Avec cinquante-cinq ans passés dans l'industrie du disque, et une association cruciale pour les carrières respectives de Ray Charles, Aretha Franklin, Wilson Pickett, Otis Redding, Dusty Springfield et des dizaines d'autres encore, il est facile d'oublier que Jerry Wexler n'a rejoint le label de disques Atlantic qu'à l'âge de 36 ans. Et qu'en plus d'un redoutable requin businessman au caractère tyrannique, il était aussi un charmeur doublé d'un intellectuel, ayant même publié dans les années 40 des nouvelles dans Story Magazine aux côtés de Capote, Saroyan, Salinger, Caldwell, Fante et Bukowski (sa troisième et dernière épouse, Jean Arnold, est écrivaine).
Jerry Wexler est mort vendredi dernier dans sa maison de Saratosa en Floride, d'une congestion. Il avait 91 ans. A l'été 2002, Solomon Burke racontait dans ce journal comment il venait de convertir son ancien producteur et lui faire rejoindre son église. «Il répond au téléphone : "Right Reverend Jerry Wexler", rigolait Burke. Je lui permets de faire les circoncisions.»
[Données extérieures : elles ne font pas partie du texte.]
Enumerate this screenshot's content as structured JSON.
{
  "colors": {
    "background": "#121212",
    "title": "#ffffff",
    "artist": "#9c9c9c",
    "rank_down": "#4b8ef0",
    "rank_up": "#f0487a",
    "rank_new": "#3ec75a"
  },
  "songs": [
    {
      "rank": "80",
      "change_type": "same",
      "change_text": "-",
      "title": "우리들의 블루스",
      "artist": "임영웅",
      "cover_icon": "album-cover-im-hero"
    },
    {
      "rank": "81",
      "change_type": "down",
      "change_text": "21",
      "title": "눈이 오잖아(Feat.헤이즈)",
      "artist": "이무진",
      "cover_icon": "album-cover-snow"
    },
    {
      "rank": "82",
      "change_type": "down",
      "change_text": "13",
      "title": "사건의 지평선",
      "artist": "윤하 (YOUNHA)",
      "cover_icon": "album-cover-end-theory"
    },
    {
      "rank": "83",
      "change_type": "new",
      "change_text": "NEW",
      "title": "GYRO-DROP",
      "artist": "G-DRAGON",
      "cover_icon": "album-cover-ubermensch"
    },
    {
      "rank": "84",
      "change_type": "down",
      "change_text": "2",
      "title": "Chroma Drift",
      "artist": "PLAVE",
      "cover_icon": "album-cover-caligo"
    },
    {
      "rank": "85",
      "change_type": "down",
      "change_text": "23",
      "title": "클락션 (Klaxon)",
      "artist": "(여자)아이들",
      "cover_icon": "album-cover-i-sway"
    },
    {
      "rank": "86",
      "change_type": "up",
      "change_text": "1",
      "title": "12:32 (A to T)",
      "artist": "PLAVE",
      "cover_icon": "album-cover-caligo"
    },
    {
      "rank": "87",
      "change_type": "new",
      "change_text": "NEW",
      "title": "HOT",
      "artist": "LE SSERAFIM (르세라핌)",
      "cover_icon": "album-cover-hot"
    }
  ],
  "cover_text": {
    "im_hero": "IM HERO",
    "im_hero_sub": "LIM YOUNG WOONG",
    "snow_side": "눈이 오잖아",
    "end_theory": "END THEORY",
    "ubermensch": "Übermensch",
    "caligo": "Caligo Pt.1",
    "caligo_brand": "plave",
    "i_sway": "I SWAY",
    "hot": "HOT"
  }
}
Bouges. Ce n'était pas là la moindre contradiction de cet être compliqué : athée endurci, malgré un physique de rabbin polonais, Wexler a passé la moitié de sa vie à travailler avec des Noirs baptistes ou des filles de prêcheur, à fabriquer une musique qu'on allait bientôt appeler soul. Lui revendiquait seulement d'avoir fait changer, lorsqu'il était reporter au magazine Billboard, le Top Ten Race Records en Top Ten Rhythm'n'Blues.